On the second day they saw three deer, and on the third morning Quonab loaded his gun with buckshot, to be ready, then sallied forth at dawn. Rolf was following, but the Indian shook his head, then said: “Don't make fire for half an hour.”
In twenty minutes Rolf heard the gun, then later the Indian returned with a haunch of venison, and when they left that camp they stopped a mile up the river to add the rest of the venison to their cargo. Seven other deer were seen, but no more killed; yet Rolf was burning to try his hand as a hunter. Many other opportunities he had, and improved some of them. On one wood portage he, or rather Skookum, put up a number of ruffed grouse. These perched in the trees above their heads and the travellers stopped. While the dog held their attention Rolf with blunt arrows knocked over five that proved most acceptable as food. But his thoughts were now on deer, and his ambition was to go out alone and return with a load of venison.
Another and more thrilling experience followed quickly. Rounding a bend in the early dawn they sighted a black bear and two cubs rambling along the gravelly bank and stopping now and then to eat something that turned out to be crayfish.
Quonab had not seen a bear since childhood, when he and his father hunted along the hardwood ridges back of Myanos, and now he was excited. He stopped paddling, warned Rolf to do the same, and let the canoe drift backward until out of sight; then made for the land. Quickly tying up the canoe he took his gun and Rolf his hunting arrows, and, holding Skookum in a leash, they dashed into the woods. Then, keeping out of sight, they ran as fast and as silently as possible in the direction of the bears. Of course, the wind was toward the hunters, or they never could have got so near. Now they were opposite the family group and needed only a chance for a fair shot. Sneaking forward with the utmost caution, they were surely within twenty-five yards, but still the bushes screened the crab-eaters. As the hunters sneaked, the old bear stopped and sniffed suspiciously; the wind changed, she got an unmistakable whiff; then gave a loud warning “Koff!
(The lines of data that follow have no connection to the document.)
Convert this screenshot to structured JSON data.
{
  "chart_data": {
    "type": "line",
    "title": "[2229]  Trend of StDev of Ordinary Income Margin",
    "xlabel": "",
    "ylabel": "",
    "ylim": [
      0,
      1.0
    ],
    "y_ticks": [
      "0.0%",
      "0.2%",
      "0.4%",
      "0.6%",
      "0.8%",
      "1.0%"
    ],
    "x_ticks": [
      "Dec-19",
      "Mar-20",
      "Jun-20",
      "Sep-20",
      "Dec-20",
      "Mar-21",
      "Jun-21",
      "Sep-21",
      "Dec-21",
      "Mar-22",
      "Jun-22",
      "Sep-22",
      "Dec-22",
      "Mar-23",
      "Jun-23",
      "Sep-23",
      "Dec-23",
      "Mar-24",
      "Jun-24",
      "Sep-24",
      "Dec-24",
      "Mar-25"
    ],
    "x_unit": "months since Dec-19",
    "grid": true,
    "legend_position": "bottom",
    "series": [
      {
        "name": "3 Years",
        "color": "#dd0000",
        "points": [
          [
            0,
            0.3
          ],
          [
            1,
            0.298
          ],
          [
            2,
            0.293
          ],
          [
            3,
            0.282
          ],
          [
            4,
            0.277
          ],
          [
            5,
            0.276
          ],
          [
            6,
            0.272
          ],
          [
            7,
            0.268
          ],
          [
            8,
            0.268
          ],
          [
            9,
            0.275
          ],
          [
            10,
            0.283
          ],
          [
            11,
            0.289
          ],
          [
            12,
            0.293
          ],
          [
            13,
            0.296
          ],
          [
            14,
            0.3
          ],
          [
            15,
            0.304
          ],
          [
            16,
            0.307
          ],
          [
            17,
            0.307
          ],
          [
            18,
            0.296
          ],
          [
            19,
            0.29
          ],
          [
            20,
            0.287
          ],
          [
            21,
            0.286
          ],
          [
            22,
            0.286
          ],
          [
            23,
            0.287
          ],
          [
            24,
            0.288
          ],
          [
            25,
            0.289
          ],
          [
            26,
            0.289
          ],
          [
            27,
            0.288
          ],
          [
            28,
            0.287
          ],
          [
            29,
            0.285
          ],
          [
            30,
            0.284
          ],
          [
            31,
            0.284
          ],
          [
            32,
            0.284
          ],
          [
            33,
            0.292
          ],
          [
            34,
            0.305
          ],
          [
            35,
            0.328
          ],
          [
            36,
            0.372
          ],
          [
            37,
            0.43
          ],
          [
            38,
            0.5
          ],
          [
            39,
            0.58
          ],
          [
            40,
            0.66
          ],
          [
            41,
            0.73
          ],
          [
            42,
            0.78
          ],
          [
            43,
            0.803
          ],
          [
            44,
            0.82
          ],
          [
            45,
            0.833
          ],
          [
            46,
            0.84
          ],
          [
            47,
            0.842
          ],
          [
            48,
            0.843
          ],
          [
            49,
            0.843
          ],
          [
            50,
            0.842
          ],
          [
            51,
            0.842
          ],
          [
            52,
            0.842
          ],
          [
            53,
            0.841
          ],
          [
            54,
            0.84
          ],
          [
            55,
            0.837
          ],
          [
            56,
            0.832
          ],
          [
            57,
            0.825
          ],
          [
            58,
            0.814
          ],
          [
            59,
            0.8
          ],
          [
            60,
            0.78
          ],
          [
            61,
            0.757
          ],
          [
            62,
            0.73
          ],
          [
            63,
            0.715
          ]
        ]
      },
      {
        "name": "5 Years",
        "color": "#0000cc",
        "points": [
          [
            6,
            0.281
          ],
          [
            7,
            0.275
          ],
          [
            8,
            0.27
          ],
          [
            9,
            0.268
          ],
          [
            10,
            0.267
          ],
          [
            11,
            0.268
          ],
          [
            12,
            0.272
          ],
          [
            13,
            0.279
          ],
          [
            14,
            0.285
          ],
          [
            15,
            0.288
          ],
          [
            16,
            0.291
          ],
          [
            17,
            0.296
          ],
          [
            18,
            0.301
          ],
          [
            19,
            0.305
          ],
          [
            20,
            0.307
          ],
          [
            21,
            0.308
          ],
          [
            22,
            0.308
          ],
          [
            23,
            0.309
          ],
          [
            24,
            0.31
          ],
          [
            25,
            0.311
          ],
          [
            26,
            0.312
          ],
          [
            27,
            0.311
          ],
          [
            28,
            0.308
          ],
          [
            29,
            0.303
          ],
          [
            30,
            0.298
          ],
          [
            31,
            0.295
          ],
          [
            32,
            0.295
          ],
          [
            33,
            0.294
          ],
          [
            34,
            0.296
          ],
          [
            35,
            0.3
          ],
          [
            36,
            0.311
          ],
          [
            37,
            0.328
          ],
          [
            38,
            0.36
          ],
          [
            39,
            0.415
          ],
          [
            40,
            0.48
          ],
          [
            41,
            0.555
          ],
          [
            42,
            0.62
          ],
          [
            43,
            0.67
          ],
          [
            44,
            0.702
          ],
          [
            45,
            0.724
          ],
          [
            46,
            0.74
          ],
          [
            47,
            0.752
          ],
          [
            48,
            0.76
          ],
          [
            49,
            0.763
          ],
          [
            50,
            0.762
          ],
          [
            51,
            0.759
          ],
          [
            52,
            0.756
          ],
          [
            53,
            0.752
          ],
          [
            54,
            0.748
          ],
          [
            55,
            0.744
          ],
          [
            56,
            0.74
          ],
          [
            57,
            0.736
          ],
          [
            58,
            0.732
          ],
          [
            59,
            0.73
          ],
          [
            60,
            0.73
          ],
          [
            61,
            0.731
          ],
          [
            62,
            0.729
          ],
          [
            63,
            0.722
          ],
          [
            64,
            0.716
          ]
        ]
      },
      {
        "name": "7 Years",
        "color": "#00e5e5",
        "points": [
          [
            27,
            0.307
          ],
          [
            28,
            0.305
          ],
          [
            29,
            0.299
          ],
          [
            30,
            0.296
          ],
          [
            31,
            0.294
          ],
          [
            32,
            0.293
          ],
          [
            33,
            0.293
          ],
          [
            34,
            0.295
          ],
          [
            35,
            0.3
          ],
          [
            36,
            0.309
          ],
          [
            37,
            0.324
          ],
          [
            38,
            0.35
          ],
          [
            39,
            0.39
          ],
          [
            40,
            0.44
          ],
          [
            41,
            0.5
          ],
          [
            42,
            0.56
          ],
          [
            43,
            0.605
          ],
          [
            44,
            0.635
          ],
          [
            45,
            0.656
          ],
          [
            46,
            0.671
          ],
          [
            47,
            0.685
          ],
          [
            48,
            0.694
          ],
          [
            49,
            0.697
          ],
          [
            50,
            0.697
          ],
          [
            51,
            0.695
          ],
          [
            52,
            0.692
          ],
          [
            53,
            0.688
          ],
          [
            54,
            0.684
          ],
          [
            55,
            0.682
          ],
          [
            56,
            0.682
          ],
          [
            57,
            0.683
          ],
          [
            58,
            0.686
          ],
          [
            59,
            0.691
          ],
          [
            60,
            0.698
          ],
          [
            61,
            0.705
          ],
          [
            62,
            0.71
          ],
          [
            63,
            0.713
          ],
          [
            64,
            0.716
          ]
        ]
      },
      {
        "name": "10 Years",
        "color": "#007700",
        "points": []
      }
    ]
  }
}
Koff! Koff! Koff!” and ran as fast as she could. The hunters knowing they were discovered rushed out, yelling as loudly as possible, in hopes of making the bears tree. The old bear ran like a horse with Skookum yapping bravely in her rear. The young ones, left behind, lost sight of her, and, utterly bewildered by the noise, made for a tree conveniently near and scrambled up into the branches. “Now,” Rolf thought, judging by certain tales he had heard, “that old bear will come back and there will be a fight.”
“Is she coming back?” he asked nervously.
The Indian laughed. “No, she is running yet. Black bear always a coward; they never fight when they can run away.”
The little ones up the tree were, of course, at the mercy of the hunters, and in this case it was not a broken straw they depended on, but an ample salvation. “We don't need the meat and can't carry it with us; let's leave them,” said Rolf, but added, “Will they find their mother?”
“Yes, bime-by; they come down and squall all over woods. She will hang round half a mile away and by night all will be together.”
Their first bear hunt was over. Not a shot fired, not a bear wounded, not a mile travelled, and not an hour lost. And yet it seemed much more full of interesting thrills than did any one of the many stirring bear hunts that Rolf and Quonab shared together in the days that were to come.